Le défi industriel est considérable. « Après deux Ariane 6 en 2024, nous visons 6 lancements en 2025, 8 en 2026, 10 en 2027 et ensuite nous prévoyons d’adopter une vitesse de croisière, avec entre 9 et 11 vols par an « , explique Stéphane Israël. « Avec Ariane 6, le système industriel change de paradigme pour réussir l’augmentation de cadence. Il passe d’un mode de production proche du prototypage, avec des cadences réduites – 5 Ariane 5 par an maximum -, vers une production industrialisée avec deux fois plus de lanceurs Ariane 6 par an en moyenne « , explique Maxime Bremond, directeur chez Avencore.
Pour relever le défi, ArianeGroup applique des méthodes issues de l’industrie aéronautique. Et ce, en s’appuyant sur l’expertise d’Airbus et de Safran, ses coactionnaires. Un effort important a été entrepris pour moderniser et spécialiser les usines. Tout comme l’optimisation des processus de fabrication, la standardisation de certains systèmes et éléments du lanceur et la digitalisation. L’objectif ? Réduire les coûts, les cycles de fabrication et gagner en efficacité.
Assouplissement de la règle du « retour géographique »
Malgré ces efforts, » Ariane 6 n’est pas encore suffisamment compétitive pour se passer du soutien public. La règle du retour géographique (GEO) (chaque pays reçoit une charge de travail alignée sur sa contribution financière, sans tenir compte des compétences et des coûts, NDLR) est restrictive et fige l’organisation industrielle, notamment en limitant la concurrence entre sous-traitants « , notent Maxime Bremond et Florent Collet. Or, les 600 fournisseurs des 13 pays financeurs de l’ESA (sur 22) représentent 65% de la valeur ajoutée de la fusée.
ArianeGroup n’a pas pu les choisir ni négocier les prix. Une situation dénoncée par Airbus et Safran. Après des discussions tendues, l’ESA a accepté d’assouplir la règle de retour des GEO. En contrepartie d’une subvention de 140 millions par an jusqu’au 15et Mission Ariane 6 entre 2025 et 2027, puis entre 290 et 340 millions entre le 16et et 42et D’ici 2029, l’agence exige d’ArianeGroup et de ses fournisseurs une réduction de coûts de 11%. Les renégociations des contrats sont en cours.
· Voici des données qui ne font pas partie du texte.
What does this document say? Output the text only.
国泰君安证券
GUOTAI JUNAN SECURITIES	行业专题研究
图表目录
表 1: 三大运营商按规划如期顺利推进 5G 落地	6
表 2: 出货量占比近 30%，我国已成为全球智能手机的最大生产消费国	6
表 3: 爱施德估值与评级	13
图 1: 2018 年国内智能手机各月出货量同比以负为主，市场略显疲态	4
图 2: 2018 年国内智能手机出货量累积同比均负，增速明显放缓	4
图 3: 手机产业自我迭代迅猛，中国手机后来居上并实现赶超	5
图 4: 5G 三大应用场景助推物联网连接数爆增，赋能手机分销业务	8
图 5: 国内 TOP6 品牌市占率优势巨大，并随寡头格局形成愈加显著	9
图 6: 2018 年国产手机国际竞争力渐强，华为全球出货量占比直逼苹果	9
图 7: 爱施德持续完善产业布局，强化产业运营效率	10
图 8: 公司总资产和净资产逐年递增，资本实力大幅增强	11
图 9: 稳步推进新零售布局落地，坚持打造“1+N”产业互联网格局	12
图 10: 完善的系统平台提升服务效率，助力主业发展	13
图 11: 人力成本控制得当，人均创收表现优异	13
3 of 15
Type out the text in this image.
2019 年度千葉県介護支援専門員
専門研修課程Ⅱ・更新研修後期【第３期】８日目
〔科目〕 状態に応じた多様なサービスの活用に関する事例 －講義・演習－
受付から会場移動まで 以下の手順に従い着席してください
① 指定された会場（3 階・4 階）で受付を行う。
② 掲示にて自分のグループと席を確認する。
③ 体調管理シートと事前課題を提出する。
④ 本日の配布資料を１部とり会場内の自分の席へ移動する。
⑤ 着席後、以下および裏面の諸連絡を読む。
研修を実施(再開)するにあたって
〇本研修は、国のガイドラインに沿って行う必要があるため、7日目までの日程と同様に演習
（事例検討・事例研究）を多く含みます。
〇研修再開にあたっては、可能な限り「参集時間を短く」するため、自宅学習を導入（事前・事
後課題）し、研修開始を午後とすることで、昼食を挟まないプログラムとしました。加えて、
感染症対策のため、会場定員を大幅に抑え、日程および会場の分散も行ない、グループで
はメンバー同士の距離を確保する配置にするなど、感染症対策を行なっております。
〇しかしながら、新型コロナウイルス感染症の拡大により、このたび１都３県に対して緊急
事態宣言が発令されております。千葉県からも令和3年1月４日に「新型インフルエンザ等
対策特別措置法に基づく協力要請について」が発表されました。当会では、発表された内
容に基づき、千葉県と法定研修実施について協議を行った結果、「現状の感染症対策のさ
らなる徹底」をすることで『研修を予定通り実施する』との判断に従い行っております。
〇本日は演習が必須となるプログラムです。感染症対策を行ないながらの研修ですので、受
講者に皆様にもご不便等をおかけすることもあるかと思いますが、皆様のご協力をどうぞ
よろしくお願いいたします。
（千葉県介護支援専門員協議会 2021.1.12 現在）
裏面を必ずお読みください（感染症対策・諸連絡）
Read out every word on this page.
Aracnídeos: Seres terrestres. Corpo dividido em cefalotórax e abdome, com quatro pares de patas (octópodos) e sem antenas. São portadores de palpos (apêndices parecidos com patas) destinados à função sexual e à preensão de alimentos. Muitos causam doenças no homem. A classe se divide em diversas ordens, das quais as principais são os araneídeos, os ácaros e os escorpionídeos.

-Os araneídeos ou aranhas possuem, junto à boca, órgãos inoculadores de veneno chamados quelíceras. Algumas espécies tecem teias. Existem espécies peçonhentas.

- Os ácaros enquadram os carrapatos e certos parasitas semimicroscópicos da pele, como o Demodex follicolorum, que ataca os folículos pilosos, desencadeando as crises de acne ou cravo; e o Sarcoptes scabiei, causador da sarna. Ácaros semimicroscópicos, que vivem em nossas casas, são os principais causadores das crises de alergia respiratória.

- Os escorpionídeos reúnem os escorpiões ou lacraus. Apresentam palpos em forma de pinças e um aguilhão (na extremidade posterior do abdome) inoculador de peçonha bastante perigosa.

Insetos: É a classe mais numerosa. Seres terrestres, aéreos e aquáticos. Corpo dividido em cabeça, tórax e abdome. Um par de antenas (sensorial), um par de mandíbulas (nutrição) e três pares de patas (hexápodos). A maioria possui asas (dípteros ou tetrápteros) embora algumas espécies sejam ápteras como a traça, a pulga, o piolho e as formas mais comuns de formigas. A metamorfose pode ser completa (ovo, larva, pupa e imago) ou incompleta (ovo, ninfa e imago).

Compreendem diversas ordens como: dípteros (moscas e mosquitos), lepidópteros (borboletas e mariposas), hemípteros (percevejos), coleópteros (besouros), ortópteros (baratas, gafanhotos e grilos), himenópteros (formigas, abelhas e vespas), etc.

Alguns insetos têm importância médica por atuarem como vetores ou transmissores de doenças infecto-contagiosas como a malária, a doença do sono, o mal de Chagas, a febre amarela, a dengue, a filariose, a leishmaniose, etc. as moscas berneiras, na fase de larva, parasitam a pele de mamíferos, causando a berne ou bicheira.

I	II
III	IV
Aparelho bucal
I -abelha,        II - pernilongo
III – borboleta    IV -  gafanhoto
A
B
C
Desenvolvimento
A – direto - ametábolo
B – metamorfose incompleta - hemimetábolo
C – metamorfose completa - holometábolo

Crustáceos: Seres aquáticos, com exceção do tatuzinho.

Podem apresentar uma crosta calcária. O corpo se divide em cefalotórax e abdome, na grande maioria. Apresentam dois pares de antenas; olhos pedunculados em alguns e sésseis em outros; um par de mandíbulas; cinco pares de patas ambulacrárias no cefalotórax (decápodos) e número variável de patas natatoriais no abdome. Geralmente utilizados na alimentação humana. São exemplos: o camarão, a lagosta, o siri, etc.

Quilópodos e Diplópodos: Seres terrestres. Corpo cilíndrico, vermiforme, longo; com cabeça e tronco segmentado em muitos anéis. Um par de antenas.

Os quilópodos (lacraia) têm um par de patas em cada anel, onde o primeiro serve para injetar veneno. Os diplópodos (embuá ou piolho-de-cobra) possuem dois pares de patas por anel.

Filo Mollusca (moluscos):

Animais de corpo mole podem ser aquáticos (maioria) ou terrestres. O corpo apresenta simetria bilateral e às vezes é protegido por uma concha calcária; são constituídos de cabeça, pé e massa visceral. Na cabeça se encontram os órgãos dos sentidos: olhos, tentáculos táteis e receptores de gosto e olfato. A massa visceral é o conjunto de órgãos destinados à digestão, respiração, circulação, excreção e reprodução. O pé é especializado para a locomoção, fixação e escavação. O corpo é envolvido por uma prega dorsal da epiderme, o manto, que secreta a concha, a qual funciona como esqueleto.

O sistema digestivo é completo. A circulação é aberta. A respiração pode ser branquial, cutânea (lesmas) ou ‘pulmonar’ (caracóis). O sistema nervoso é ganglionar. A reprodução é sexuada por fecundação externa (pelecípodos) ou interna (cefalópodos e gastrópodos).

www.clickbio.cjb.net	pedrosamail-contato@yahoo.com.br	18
Depuis le succès du vol de qualification en juillet dernier, Ariane6 a suscité de nombreuses marques d’intérêt, tant de la part d’acteurs institutionnels que d’opérateurs privés.
Stéphane Israël, Président exécutif d’Arianespace
Les industriels doivent être au service des clients. Ariane 6 est déjà un succès commercial, avec 29 missions à réaliser au carnet de commandes, dont 18 pour le compte de Kuiper, 5 missions Galileo (GPS pour le compte de la Commission européenne) et 6 missions réparties à parts égales entre les opérateurs de satellites télécoms Eutelsat et Intelsat. « Depuis le vol de qualification réussi en juillet, Ariane 6 a suscité un vif intérêt tant de la part des acteurs institutionnels que des opérateurs privés. Le dialogue s’est intensifié »précise Stéphane Israël. De nouveaux contrats devraient être annoncés en septembre.
Un mois qui sera marqué par le tout dernier vol de Vega, la petite fusée italienne. Le 3 septembre, elle doit lancer le satellite Sentinel-2C du programme d’observation de la Terre Copernicus. Avant la fin 2024, ce sera au tour de Vega C, la nouvelle version du lanceur, de reprendre du service, deux ans après l’échec de son premier vol commercial, qui a conduit à la suspension des vols.